In summary, SP significantly enhanced cell viability, phagocytosis, and cytokine release in RAW 264.7, which may be due to the negative charge attached to the sulfated group, thereby enhancing the interaction with cationic protein receptors on the cell membrane surface. For example, SPs bind to the toll-like receptor on the surface of T lymphocytes, and the receptor forms a complex with the adaptor protein MyD88 to activate signal transduction pathways, such as the MAPK/NF-κB signaling pathways, to mediate the release of inflammatory cytokines [3]. In addition, the mannose receptor is an important pattern recognition and endocytic receptor in the innate immune system, which is mainly expressed by macrophages and can recognize mannose, fucose, and acetyl glucosamine [6]. SPs containing mannose promote phagocytosis of macrophages and participate in the innate immune response by interacting with mannose receptors [34]. Furthermore, CD14 is a receptor with a high affinity for sulfated polysaccharides and is a marker for determining macrophage differentiation.

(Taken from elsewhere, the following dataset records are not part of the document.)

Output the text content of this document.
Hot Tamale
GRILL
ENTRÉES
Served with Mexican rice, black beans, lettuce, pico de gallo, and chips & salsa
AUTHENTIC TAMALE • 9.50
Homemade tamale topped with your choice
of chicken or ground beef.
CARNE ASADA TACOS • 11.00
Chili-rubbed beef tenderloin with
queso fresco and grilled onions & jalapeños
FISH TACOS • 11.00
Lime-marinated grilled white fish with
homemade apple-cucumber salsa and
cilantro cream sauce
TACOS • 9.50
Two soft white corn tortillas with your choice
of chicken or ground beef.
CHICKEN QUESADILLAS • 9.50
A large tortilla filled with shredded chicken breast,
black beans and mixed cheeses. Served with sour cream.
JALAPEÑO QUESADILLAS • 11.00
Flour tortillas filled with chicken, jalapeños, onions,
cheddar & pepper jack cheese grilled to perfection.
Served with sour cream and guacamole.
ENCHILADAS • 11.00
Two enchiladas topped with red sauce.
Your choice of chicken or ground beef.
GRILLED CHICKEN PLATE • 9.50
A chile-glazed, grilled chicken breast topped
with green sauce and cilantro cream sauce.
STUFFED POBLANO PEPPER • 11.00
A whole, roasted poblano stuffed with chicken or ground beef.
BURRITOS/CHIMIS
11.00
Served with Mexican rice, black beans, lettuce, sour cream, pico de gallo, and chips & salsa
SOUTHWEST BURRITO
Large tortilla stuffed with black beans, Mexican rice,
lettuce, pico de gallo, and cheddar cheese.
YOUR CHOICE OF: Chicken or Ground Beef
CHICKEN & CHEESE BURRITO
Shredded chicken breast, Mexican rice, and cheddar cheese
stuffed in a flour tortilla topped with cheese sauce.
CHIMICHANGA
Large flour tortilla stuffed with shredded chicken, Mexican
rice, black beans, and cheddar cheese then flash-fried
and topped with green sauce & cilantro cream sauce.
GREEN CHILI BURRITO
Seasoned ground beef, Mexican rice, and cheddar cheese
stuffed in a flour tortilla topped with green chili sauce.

The binding of sulfated polysaccharides to CD14 can activate the signal transduction cascade, thereby stimulating the immune activity of macrophages [35]. Thus, the sulfated group content of polysaccharides is one of the key factors in their immunomodulatory effects. Similarly, Leiro, et al. reported that the immunological activity of Ulva rigida C. Agardh polysaccharides was reduced after removal of the sulfated group [36]. Therefore, the structure–activity relationship between the molecular structure (the sulfated group content, Mw, etc.) and the immunomodulatory activity of SP will be further verified in our subsequent studies.
In vitro fermentation
Changes in pH during fermentation
Carbohydrates are degraded by gut microbiota during colonic fermentation to produce organic acids; therefore, pH can reflect the utilization of carbohydrates [24]. The pH changes in the fermentation supernatant during SP fermentation are shown in Fig. 3A. The pH of the fermentation broth in both the control and SP groups showed a trend of first decreased significantly and then increased slightly. This result was consistent with the trend reported by Cui et al. (2021), in which the pH of the fermentation broth of laminarin-type polysaccharide purified from Sargassum henslowianum decreased within 12 h and increased at the end of fermentation [21]. This may be due to the preferential utilization of carbon sources and SP in the colonic contents by the gut microbiota to produce organic acids (pH decreases), followed by the depletion of carbon sources, and the utilization of lactic acid and organic nitrogen sources to release amino nitrogen, resulting in a slight increase in pH [17]. However, the lowest pH values in the control and SP groups were at 12 h (6.46 ± 0.38) and 24 h (6.60 ± 0.30), respectively. The reason for this difference is that SP, as an additional dietary fiber, took longer to be utilized by the gut microbiota, thus delaying the decrease in the pH of the fermentation broth. The results showed that SP fermentation could reduce the pH value of colon contents, which was not only beneficial for inhibiting pathogenic bacteria, but also the short-chain fatty acids produced could participate in the signal transduction of intestinal epithelial cells and enhance the intestinal barrier function [15, 37].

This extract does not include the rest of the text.